Hauptgrund ist offenbar eine Änderung im Steuerrecht. Ab 2015 wird die Kirchensteuer auf Kapitalerträge, also etwa Zinsen, automatisch von den Banken an den Staat weitergeleitet. Bisher war sie im Zuge der Steuererklärung fällig. Ob die Kirchen gut beraten waren, als sie sich für das neue Verfahren starkmachten, darf bezweifelt werden. Denn just als die Banken Anfang des Jahres ihre Kunden brieflich darüber informierten, traten viele verschreckte Protestanten und Katholiken aus der Kirche aus.
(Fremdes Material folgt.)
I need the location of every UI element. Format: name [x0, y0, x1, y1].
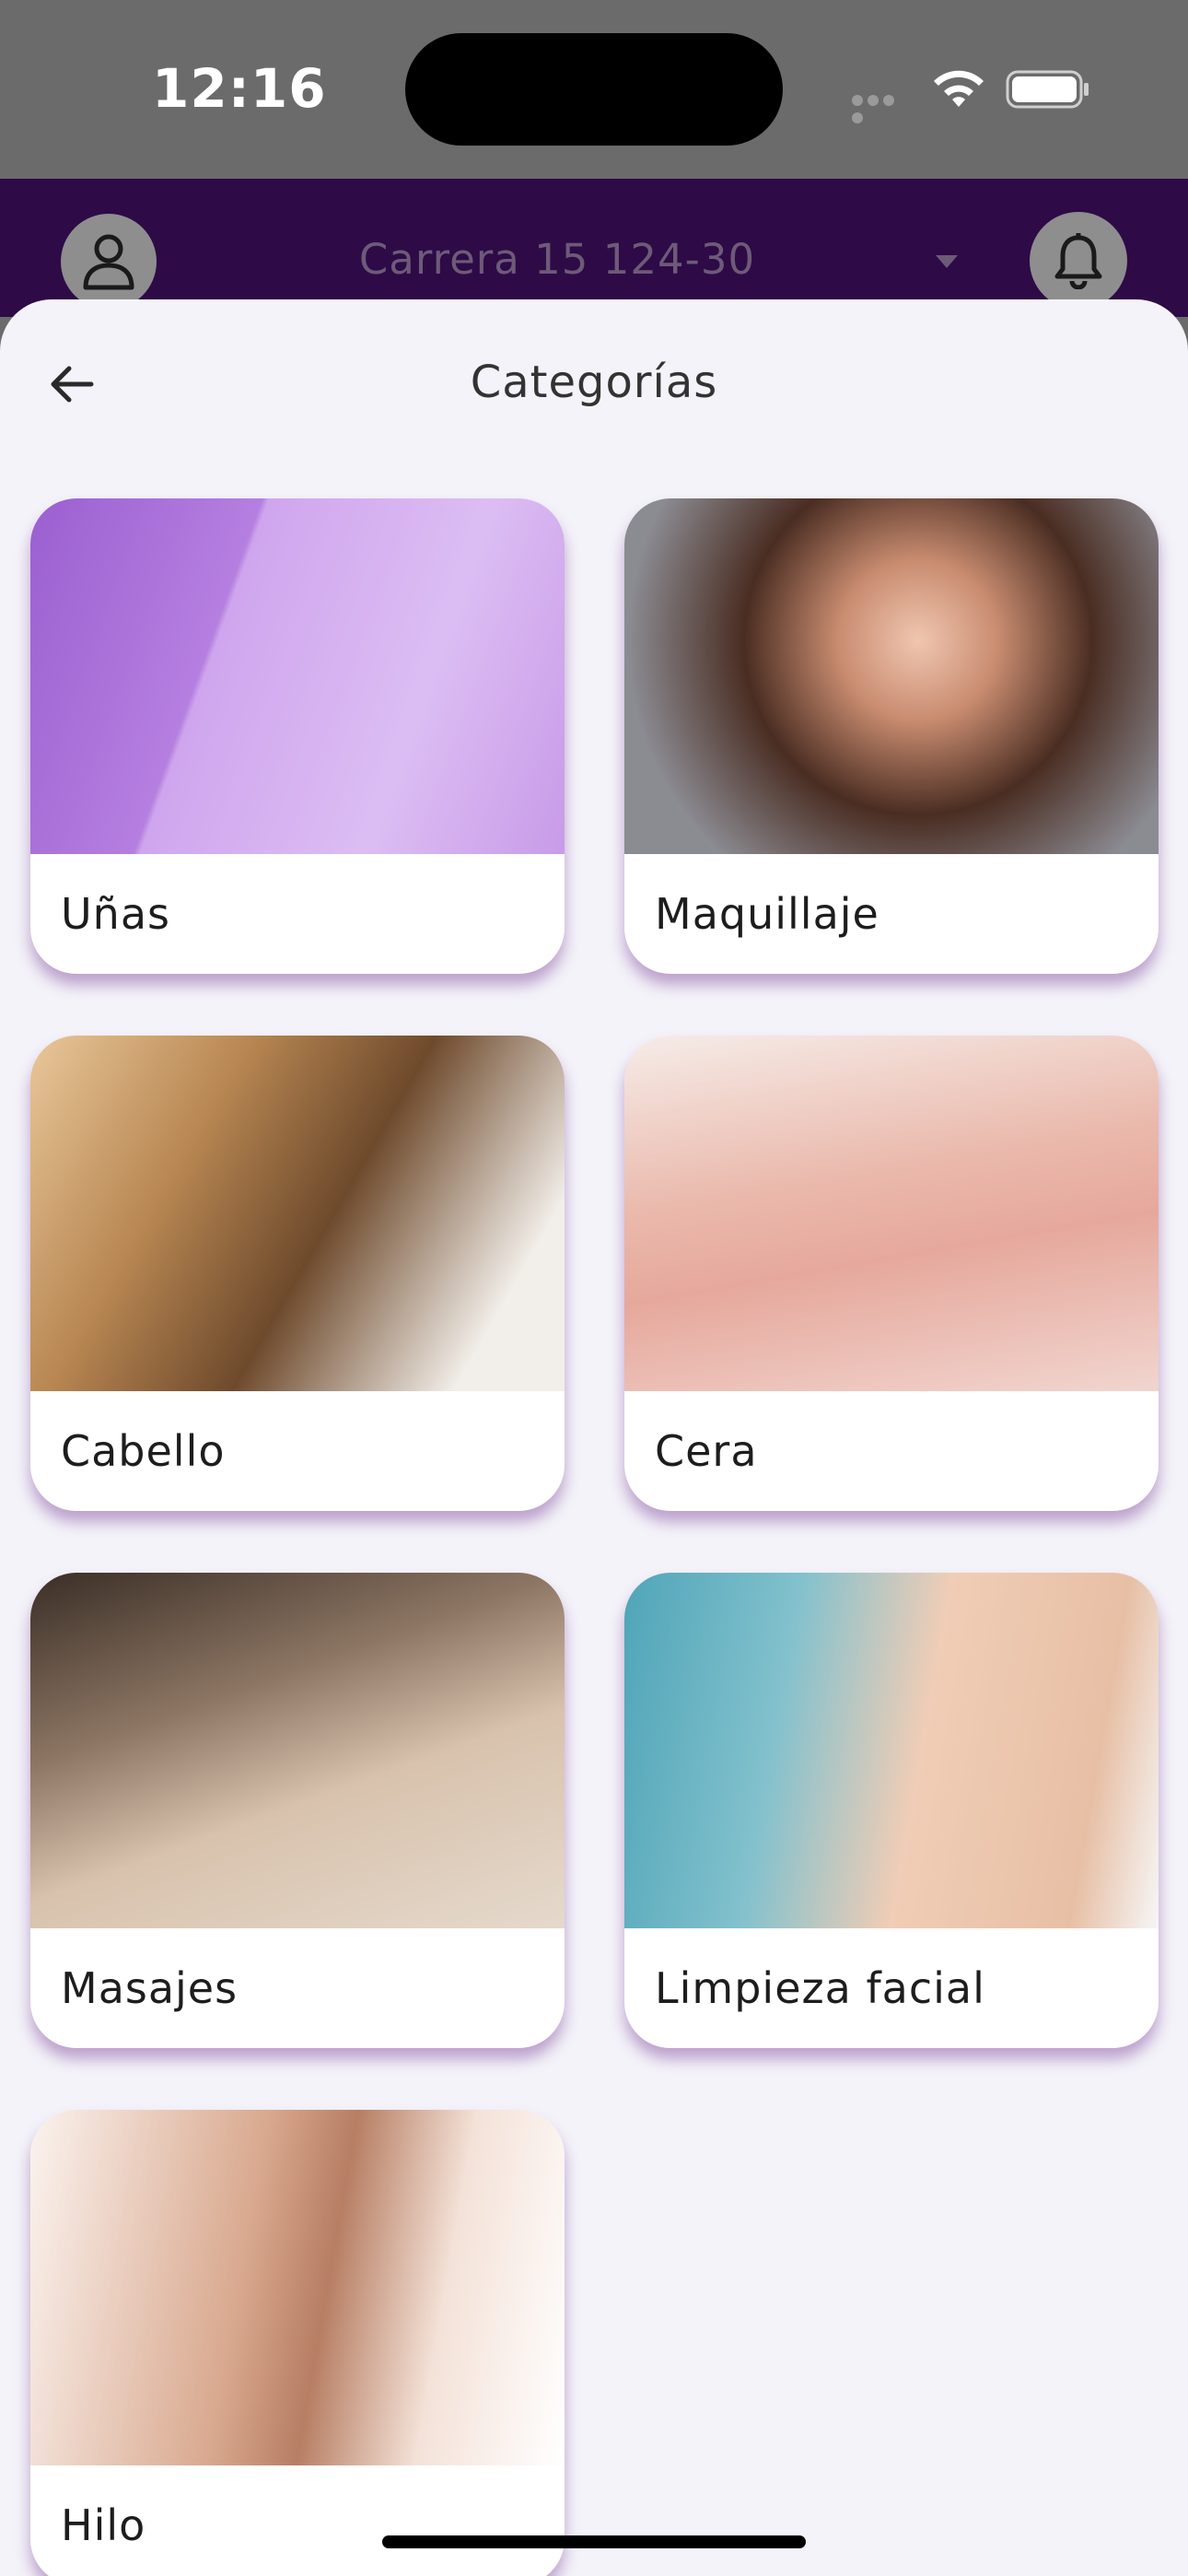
category-label: Cera	[655, 1426, 758, 1476]
caret-down-icon[interactable]	[934, 253, 960, 270]
category-card-unas[interactable]: Uñas	[30, 498, 565, 974]
category-image	[30, 498, 565, 854]
screen: 12:16 Carrera 15 124-30 Categorías Uñas …	[0, 0, 1188, 2576]
category-label: Maquillaje	[655, 889, 879, 939]
cellular-signal-icon	[852, 92, 913, 123]
category-image	[30, 1036, 565, 1391]
category-card-masajes[interactable]: Masajes	[30, 1573, 565, 2048]
category-image	[624, 1573, 1159, 1928]
category-image	[624, 1036, 1159, 1391]
category-label: Masajes	[61, 1963, 239, 2013]
user-icon	[83, 234, 134, 290]
bell-icon	[1054, 233, 1102, 289]
notifications-button[interactable]	[1030, 212, 1127, 310]
category-label: Uñas	[61, 889, 170, 939]
category-card-maquillaje[interactable]: Maquillaje	[624, 498, 1159, 974]
status-bar: 12:16	[0, 0, 1188, 179]
categories-sheet: Categorías Uñas Maquillaje Cabello Cera …	[0, 299, 1188, 2576]
category-image	[30, 2110, 565, 2465]
status-time: 12:16	[152, 57, 327, 120]
category-card-cera[interactable]: Cera	[624, 1036, 1159, 1511]
category-card-hilo[interactable]: Hilo	[30, 2110, 565, 2576]
battery-icon	[1006, 70, 1089, 109]
category-image	[30, 1573, 565, 1928]
category-card-cabello[interactable]: Cabello	[30, 1036, 565, 1511]
address-selector[interactable]: Carrera 15 124-30	[276, 235, 838, 284]
page-title: Categorías	[470, 357, 718, 408]
category-label: Hilo	[61, 2500, 146, 2550]
profile-button[interactable]	[61, 214, 157, 310]
category-label: Limpieza facial	[655, 1963, 985, 2013]
home-indicator[interactable]	[382, 2535, 806, 2548]
wifi-icon	[934, 70, 984, 107]
category-label: Cabello	[61, 1426, 226, 1476]
category-card-limpieza-facial[interactable]: Limpieza facial	[624, 1573, 1159, 2048]
dynamic-island	[405, 33, 783, 146]
category-image	[624, 498, 1159, 854]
Als Grund wurde in Briefen an Geistliche wiederholt das neue Verfahren genannt.
Haben Banken zum Austritt geraten?
Nun müssen die Kirchen deutliche finanzielle Einbußen befürchten. Dabei ändert sich im Grunde nichts. Weder gibt es eine neue Kirchensteuer noch eine Erhöhung. Falsch sind deswegen Schlagzeilen wie "Deutschlands Bischöfe greifen nach den Kapitalerträgen der Gläubigen", wie jüngst in einer großen Tageszeitung zu lesen war. Neu ist einzig, dass die Banken verschlüsselte Informationen über die Religionszugehörigkeit ihrer Kunden erhalten und diese weiterleiten. Fällig ist die Kirchensteuer ohnehin nur über einer jährlichen Freistellungsgrenze von 801 Euro für Alleinlebende und 1.602 Euro für Paare.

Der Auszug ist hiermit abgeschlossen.